VI. Other Allegations

• Indirect Infringement: The complaint alleges induced infringement, stating that Defendant sells the accused products and distributes "product literature and website materials" that instruct end users on how to use the products in an allegedly infringing manner (Compl. ¶14-15).
• Willful Infringement: The complaint does not use the term "willful." It alleges "Actual Knowledge of Infringement" based solely on the future service of the complaint and its attachments (Compl. ¶13).
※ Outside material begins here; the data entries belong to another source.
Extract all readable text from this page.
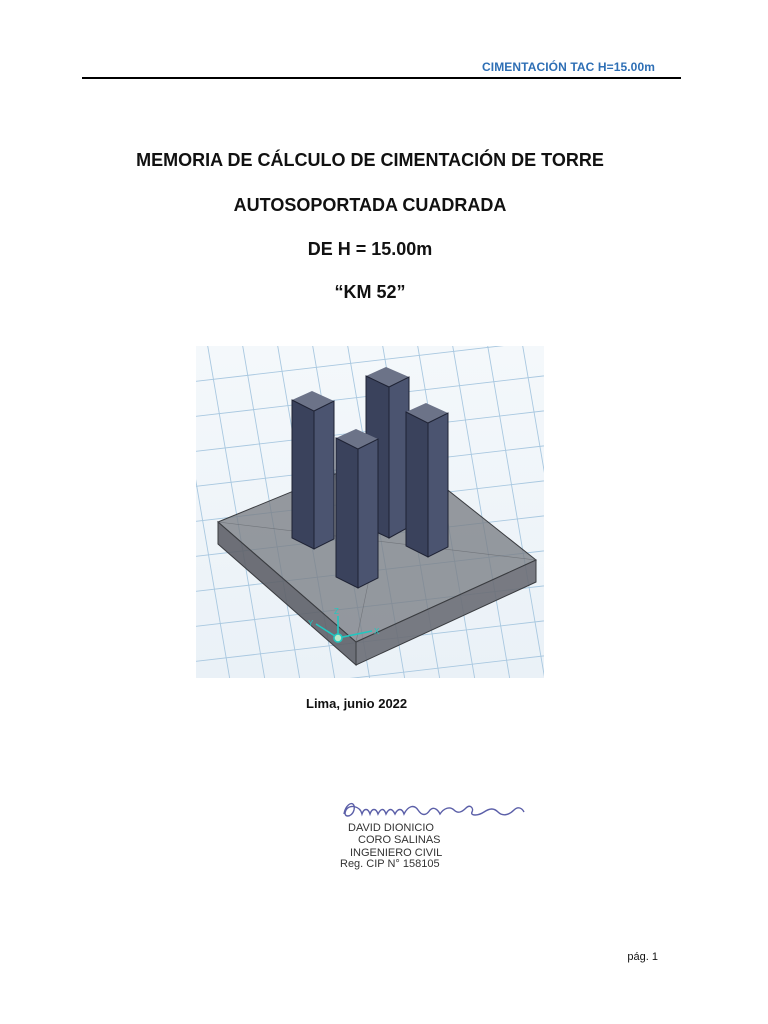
CIMENTACIÓN TAC H=15.00m
MEMORIA DE CÁLCULO DE CIMENTACIÓN DE TORRE
AUTOSOPORTADA CUADRADA
DE H = 15.00m
“KM 52”
Z
X
Y
Lima, junio 2022
DAVID DIONICIO
CORO SALINAS
INGENIERO CIVIL
Reg. CIP N° 158105
pág. 1
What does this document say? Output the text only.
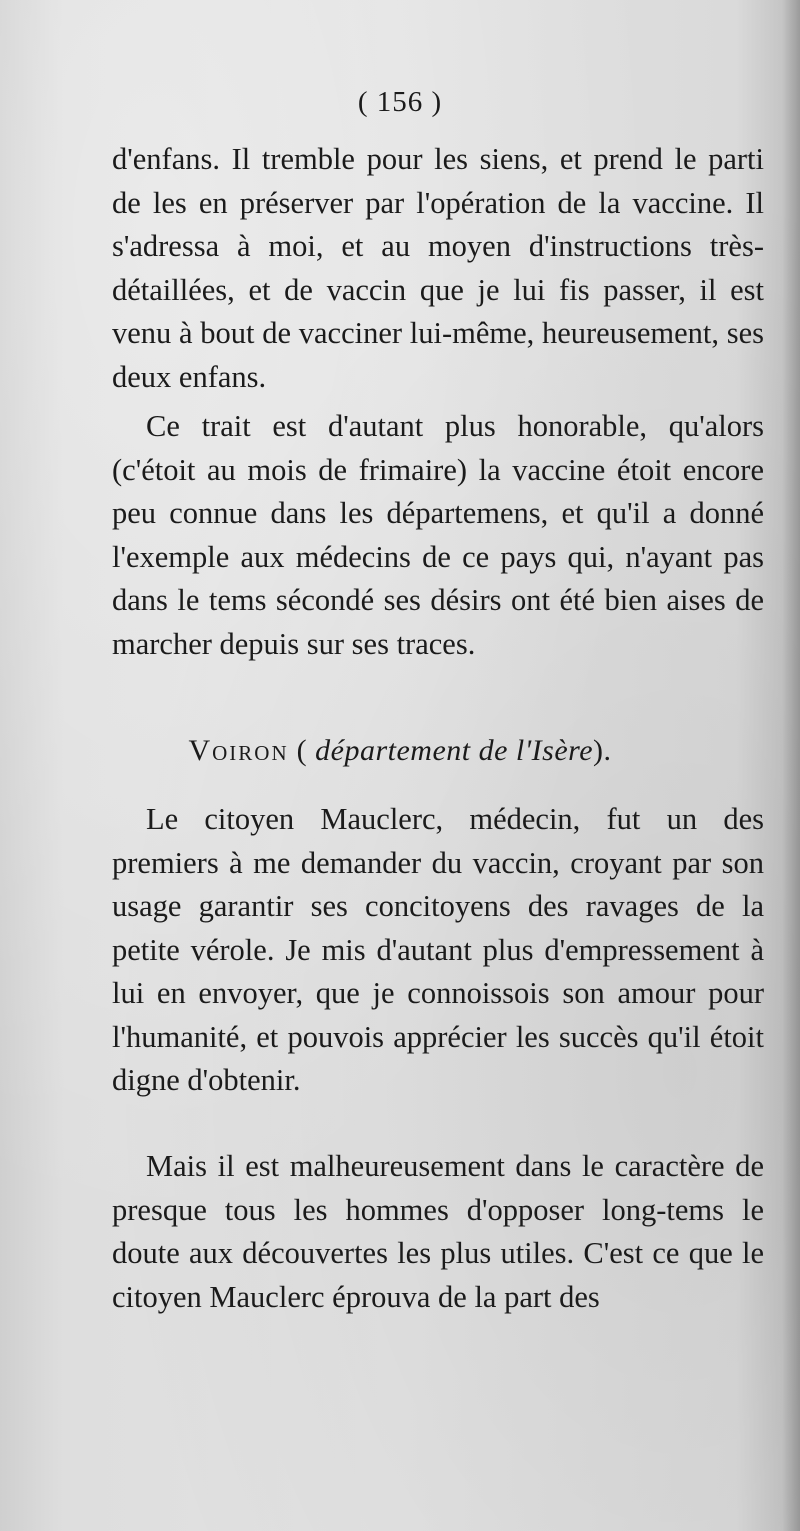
( 156 )

d'enfans. Il tremble pour les siens, et prend le parti de les en préserver par l'opération de la vaccine. Il s'adressa à moi, et au moyen d'instructions très-détaillées, et de vaccin que je lui fis passer, il est venu à bout de vacciner lui-même, heureusement, ses deux enfans.

Ce trait est d'autant plus honorable, qu'alors (c'étoit au mois de frimaire) la vaccine étoit encore peu connue dans les départemens, et qu'il a donné l'exemple aux médecins de ce pays qui, n'ayant pas dans le tems sécondé ses désirs ont été bien aises de marcher depuis sur ses traces.

Voiron ( département de l'Isère).

Le citoyen Mauclerc, médecin, fut un des premiers à me demander du vaccin, croyant par son usage garantir ses concitoyens des ravages de la petite vérole. Je mis d'autant plus d'empressement à lui en envoyer, que je connoissois son amour pour l'humanité, et pouvois apprécier les succès qu'il étoit digne d'obtenir.

Mais il est malheureusement dans le caractère de presque tous les hommes d'opposer long-tems le doute aux découvertes les plus utiles. C'est ce que le citoyen Mauclerc éprouva de la part des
This allegation, if proven, could only support a claim for enhanced damages based on post-filing conduct, as no pre-suit knowledge is alleged.

VII. Analyst’s Conclusion: Key Questions for the Case

• A central issue will be one of evidentiary sufficiency: Given the complaint's lack of specificity regarding the accused products and the infringement mechanism, a primary question is whether the plaintiff can produce technical evidence demonstrating that the accused products actually implement the highly specific and often concealed "interlocking" and "tag-checking" functionalities required by the patent claims.
• The case will likely turn on a question of definitional scope: Can the term "integrated combination", which the patent describes in the context of obfuscation and making components "inseparable," be construed broadly enough to cover the potentially modular software architecture of modern commercial products, or will it be limited to the tightly-coupled, transformed program shown in the patent's specific embodiments?
• A key technical question will be one of functional specificity: Does an accused security feature perform the specific, claimed function of validating the integrity of an entire software program via unique, cryptographically-generated tags, or does it perform a more conventional and technically distinct security function, such as user authentication or standard packet filtering?